Lenders might not advertise it, but most of them have a minimum credit score required to get a loan. If your score is less than 670, you might be out of luck for a debt consolidation loan. Even if you're over 670, a problematic debt-to-income ratio (more on that below) or payment history could derail your loan.
Do you have to pay for debt counselling?
Many debt management plan (DMP) providers charge a fee for their services but some don't. It's important to remember that if you don't want to pay a fee, you don't have to.
Eligibility Criteria for Debt Counselling
To be eligible for debt counselling, you must meet certain criteria. First and foremost, you must be over-indebted, meaning that you are unable to repay your debts in full. Secondly, you must be employed or have a regular source of income.
Debt counselling usually lasts between three and five years, depending on the amount of debt, the arrangements the debt counsellor is able to negotiate and what you can afford to pay each month.
While it's a helpful tool for some, typically four types of debt can be consolidated: credit card debt, student loan debt, medical debt and high-interest personal loan debt.
Student loans are unsecured debt. However, while these loans can be consolidated, they cannot be consolidated on a debt management program. Instead, you have to use specialized student loan consolidation programs that are specifically designed to address challenges with student loan debt.
You can consolidate multiple credit cards or a mix of credit cards and other loans such as a student loan or a mortgage. Consolidation does not automatically erase your debt, but it does provide some borrowers with the tools they need to pay back what they owe more effectively.
Your debt consolidation loan could come at a higher rate than what you currently pay on your debts. This can happen for a variety of reasons, including your current credit score. If it's on the lower end, the risk of default is higher and you'll likely pay more for credit.
Success with a consolidation strategy requires the following: Your monthly debt payments (including your rent or mortgage) don't exceed 50% of your monthly gross income. Your credit is good enough to qualify for a credit card with a 0% interest period or low-interest debt consolidation loan.

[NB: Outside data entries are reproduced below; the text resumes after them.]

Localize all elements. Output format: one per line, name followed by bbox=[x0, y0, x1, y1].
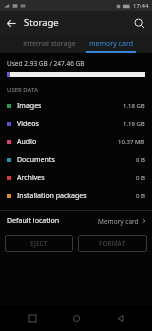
button[interactable]: Home bbox=[64, 306, 88, 330]
button[interactable]: EJECT bbox=[5, 235, 73, 252]
staticText: FORMAT bbox=[99, 239, 126, 248]
button[interactable]: memory card bbox=[80, 34, 142, 53]
button[interactable]: Archives bbox=[0, 169, 152, 187]
button[interactable]: Back bbox=[108, 306, 132, 330]
staticText: internal storage bbox=[23, 39, 76, 49]
staticText: 1.19 GB bbox=[123, 120, 145, 128]
staticText: Used 2.93 GB / 247.46 GB bbox=[7, 59, 85, 68]
button[interactable]: Back bbox=[0, 12, 22, 34]
staticText: Audio bbox=[17, 137, 118, 147]
button[interactable]: Recent apps bbox=[20, 306, 44, 330]
staticText: Archives bbox=[17, 173, 136, 183]
button[interactable]: Default location bbox=[0, 211, 152, 231]
staticText: Storage bbox=[24, 16, 59, 29]
staticText: Documents bbox=[17, 155, 136, 165]
staticText: Images bbox=[17, 101, 123, 111]
button[interactable]: FORMAT bbox=[78, 235, 147, 252]
staticText: Videos bbox=[17, 119, 123, 129]
staticText: memory card bbox=[89, 39, 133, 49]
staticText: Installation packages bbox=[17, 191, 136, 201]
button[interactable]: Videos bbox=[0, 115, 152, 133]
staticText: 0 B bbox=[136, 156, 145, 164]
button[interactable]: internal storage bbox=[18, 34, 80, 53]
staticText: 17:44 bbox=[133, 2, 149, 10]
staticText: Memory card bbox=[98, 217, 139, 226]
staticText: 10.37 MB bbox=[118, 138, 145, 146]
button[interactable]: Images bbox=[0, 97, 152, 115]
staticText: USER DATA bbox=[7, 86, 38, 94]
button[interactable]: Audio bbox=[0, 133, 152, 151]
button[interactable]: Installation packages bbox=[0, 187, 152, 205]
staticText: Default location bbox=[7, 216, 98, 226]
staticText: 1.18 GB bbox=[123, 102, 145, 110]
staticText: EJECT bbox=[30, 239, 48, 248]
button[interactable]: Search bbox=[129, 13, 149, 33]
button[interactable]: Documents bbox=[0, 151, 152, 169]
staticText: 0 B bbox=[136, 174, 145, 182]
staticText: 0 B bbox=[136, 192, 145, 200]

- Personal Loans. A personal loan is one of the most common methods of merging multiple debts into one. ...
- Home Equity Loans. With a home equity loan, you can borrow against your home's equity and use the money to pay off existing debts. ...
- Balance Transfers.
Not directly. While merely talking to a credit counselor won't impact your credit score, taking action on any debt management plans they recommend could.
Can you get your debt forgiven?
While it's highly unlikely that any credit card company will forgive 100% of your debt without it being part of a bankruptcy, you may be able to negotiate a settlement with your lenders in which they forgive a percentage of the balance you owe.

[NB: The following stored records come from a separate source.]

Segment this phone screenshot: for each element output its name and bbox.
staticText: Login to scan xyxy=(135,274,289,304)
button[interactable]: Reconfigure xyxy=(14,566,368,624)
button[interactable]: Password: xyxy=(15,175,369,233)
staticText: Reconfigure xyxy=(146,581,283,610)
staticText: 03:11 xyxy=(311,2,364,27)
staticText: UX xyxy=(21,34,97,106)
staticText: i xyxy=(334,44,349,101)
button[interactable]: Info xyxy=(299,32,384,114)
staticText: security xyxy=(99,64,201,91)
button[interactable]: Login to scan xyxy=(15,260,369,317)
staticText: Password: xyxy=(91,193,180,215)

A debt management plan (DMP) isn't legally binding, so you can cancel it if you feel it isn't working for you. However, you may not get a refund of your fees and you'll need to make sure you have another way of dealing with your debts.
- Make a list of all your credit card debts.
- Make a budget.
- Create a strategy to pay down debt.
- Pay more than your minimum payment whenever possible.

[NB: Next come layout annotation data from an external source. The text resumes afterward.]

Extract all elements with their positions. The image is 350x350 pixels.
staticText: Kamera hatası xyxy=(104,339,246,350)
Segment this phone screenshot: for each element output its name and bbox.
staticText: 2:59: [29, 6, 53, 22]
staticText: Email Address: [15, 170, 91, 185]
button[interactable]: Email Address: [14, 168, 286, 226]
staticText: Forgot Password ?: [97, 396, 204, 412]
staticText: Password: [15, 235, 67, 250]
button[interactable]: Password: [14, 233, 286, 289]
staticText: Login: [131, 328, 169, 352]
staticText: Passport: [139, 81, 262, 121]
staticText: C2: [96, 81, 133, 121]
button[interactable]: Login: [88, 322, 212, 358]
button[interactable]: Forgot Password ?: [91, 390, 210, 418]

- Set goals and timeline for repayment.
- Consolidate your debt.
- Implement a debt management plan.
Debt Settlement | DMP Monthly Fee | |
---|---|---|
Freedom Debt Relief Also Great for Customer Satisfaction and Reputation | Yes | N/A |
Money Management International Best for Small Debts | Yes | $0–$59 |
Pacific Debt Relief Also Great for Low Fees | Yes | N/A |
Apprisen Best Overall for Credit Counseling | No | $0–$45 |
Debt consolidation itself doesn't show up on your credit reports, but any new loans or credit card accounts you open to consolidate your debt will. Most accounts will show up for 10 years after you close them, and any missed payments will show up for seven years from the date you missed the payment.